In the state of Washington everyone who drives a motor vehicle is required to have some form of guarantee of financial responsibility. For most that means a basic liability insurance policy and more. With a few simple steps, you can probably save yourself some money. Here are some ways to save:
Rates for comparable coverage can vary by hundreds of dollars for six months of coverage. While you have probably heard it before, do some comparison shopping – or let your Washington auto insurance professional do it for you. Independent agents like Homer Smith Insurance sell the insurance of various different companies and are well equipped to help you evaluate your options.
Ask about available discounts. They can vary widely by company and by state. You should ask about: Loyalty Discounts, Safety Discounts, Association & Group Discounts, Combination Discounts, Defensive-Driving Classes, Good-Student Discounts and Retirement Discounts. Combination discounts are a good argument for working with an independent insurance professional who can help you seek a good combination of packages for home and auto.
Keep a clean sheet. One quick way to increase your car insurance costs is to have an accident or get a ticket for a moving violation. These will add points to your license and increase your insurance costs. Accidents increase premiums by changing your risk profile to current and potential insurers.

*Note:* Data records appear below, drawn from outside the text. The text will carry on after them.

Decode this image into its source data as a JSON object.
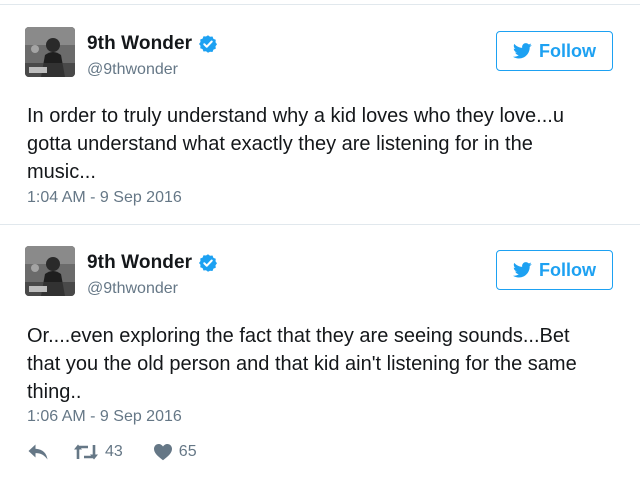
{
  "tweets": [
    {
      "display_name": "9th Wonder",
      "handle": "@9thwonder",
      "follow_label": "Follow",
      "text": "In order to truly understand why a kid loves who they love...u gotta understand what exactly they are listening for in the music...",
      "timestamp": "1:04 AM - 9 Sep 2016"
    },
    {
      "display_name": "9th Wonder",
      "handle": "@9thwonder",
      "follow_label": "Follow",
      "text": "Or....even exploring the fact that they are seeing sounds...Bet that you the old person and that kid ain't listening for the same thing..",
      "timestamp": "1:06 AM - 9 Sep 2016",
      "retweets": "43",
      "likes": "65"
    }
  ],
  "icons": {
    "verified": "verified-badge-icon",
    "follow": "twitter-bird-icon",
    "reply": "reply-icon",
    "retweet": "retweet-icon",
    "like": "heart-icon"
  },
  "colors": {
    "accent": "#1da1f2",
    "text": "#14171a",
    "muted": "#657786",
    "divider": "#e1e8ed"
  }
}
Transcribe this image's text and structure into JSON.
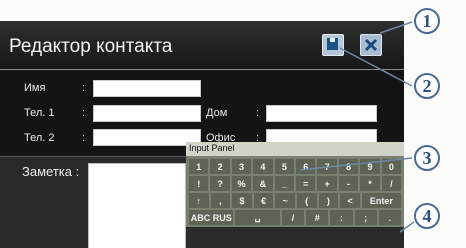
{
  "window": {
    "title": "Редактор контакта"
  },
  "toolbar": {
    "save_icon": "save-icon",
    "close_icon": "close-icon"
  },
  "form": {
    "name_label": "Имя",
    "tel1_label": "Тел. 1",
    "tel2_label": "Тел. 2",
    "home_label": "Дом",
    "office_label": "Офис",
    "colon": ":",
    "note_label": "Заметка :"
  },
  "input_panel": {
    "title": "Input Panel",
    "rows": [
      [
        "1",
        "2",
        "3",
        "4",
        "5",
        "6",
        "7",
        "8",
        "9",
        "0"
      ],
      [
        "!",
        "?",
        "%",
        "&",
        "_",
        "=",
        "+",
        "-",
        "*",
        "/"
      ],
      [
        "↑",
        ",",
        "$",
        "€",
        "~",
        "(",
        ")",
        "<",
        "Enter"
      ],
      [
        "ABC RUS",
        "␣",
        "/",
        "#",
        ":",
        ";",
        "."
      ]
    ]
  },
  "callouts": [
    "1",
    "2",
    "3",
    "4"
  ]
}
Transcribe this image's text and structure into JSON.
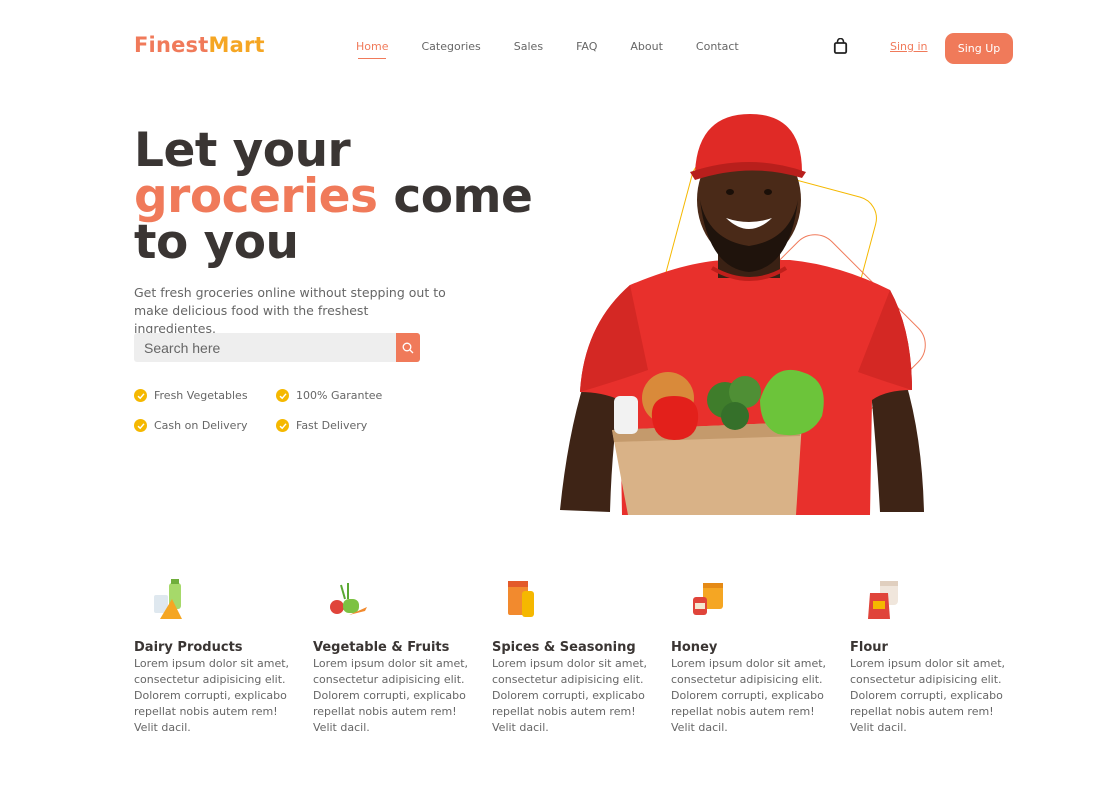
{
  "brand": {
    "part1": "Finest",
    "part2": "Mart"
  },
  "nav": [
    {
      "label": "Home",
      "active": true
    },
    {
      "label": "Categories"
    },
    {
      "label": "Sales"
    },
    {
      "label": "FAQ"
    },
    {
      "label": "About"
    },
    {
      "label": "Contact"
    }
  ],
  "header": {
    "cart_icon": "shopping-bag-icon",
    "signin_label": "Sing in",
    "signup_label": "Sing Up"
  },
  "hero": {
    "title_line1": "Let your",
    "title_accent": "groceries",
    "title_rest": " come",
    "title_line3": "to you",
    "subtitle": "Get fresh groceries online without stepping out to make delicious food with the freshest ingredientes.",
    "search_placeholder": "Search here",
    "search_icon": "search-icon",
    "features": [
      "Fresh Vegetables",
      "100% Garantee",
      "Cash on Delivery",
      "Fast Delivery"
    ]
  },
  "categories": [
    {
      "title": "Dairy Products",
      "icon": "dairy-icon",
      "text": "Lorem ipsum dolor sit amet, consectetur adipisicing elit. Dolorem corrupti, explicabo repellat nobis autem rem! Velit dacil."
    },
    {
      "title": "Vegetable & Fruits",
      "icon": "vegetables-icon",
      "text": "Lorem ipsum dolor sit amet, consectetur adipisicing elit. Dolorem corrupti, explicabo repellat nobis autem rem! Velit dacil."
    },
    {
      "title": "Spices & Seasoning",
      "icon": "spices-icon",
      "text": "Lorem ipsum dolor sit amet, consectetur adipisicing elit. Dolorem corrupti, explicabo repellat nobis autem rem! Velit dacil."
    },
    {
      "title": "Honey",
      "icon": "honey-icon",
      "text": "Lorem ipsum dolor sit amet, consectetur adipisicing elit. Dolorem corrupti, explicabo repellat nobis autem rem! Velit dacil."
    },
    {
      "title": "Flour",
      "icon": "flour-icon",
      "text": "Lorem ipsum dolor sit amet, consectetur adipisicing elit. Dolorem corrupti, explicabo repellat nobis autem rem! Velit dacil."
    }
  ],
  "colors": {
    "accent": "#f07a5a",
    "brand_yellow": "#f5a623",
    "check": "#f5b800",
    "shirt_red": "#e8302c"
  }
}
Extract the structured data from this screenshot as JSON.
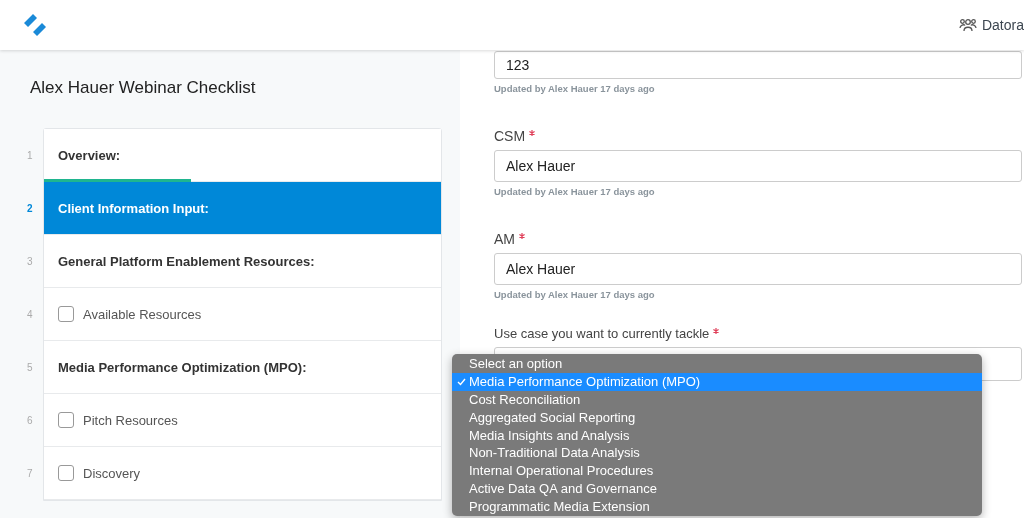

Gauge your personal risk tolerance. You will pay your deductible out of pocket before your insurance starts picking up the tab when making a claim for collision and comprehensive coverage (not liability). This is the insurance that specifically covers your car. You can cut your premium dramatically by increasing your deductible. You need to consider what you can afford.
If you have an older car, consider dropping collision and comprehensive coverage altogether. A rule of thumb is to consider dropping collision when your car is worth less than 10 times the amount you’d pay for coverage. If any claim settlement wouldn’t substantially exceed your premiums minus the deductible, then the insurance may not be worth the cost.
Your credit report can affect your insurance rate. The difference between an excellent credit rating and a poor rating could mean a 30% difference in premium. Get a copy of your credit report and keep an eye out for any errors or omitted information that could negatively affect your score.
If you are buying a new car, the cars with the highest theft rates and repair costs will cost more to insure. If you are debating models, call your insurance agent to see if there is a difference in the insurance costs.
Look for group discounts — credit unions, employers, professional organization or financial institutions may give you access to discounts.
Finally, when you talk to your insurance professional, ask about other discounts you may qualify for, such as low-mileage driving, the installation of car security devices or completion of defensive-driving courses.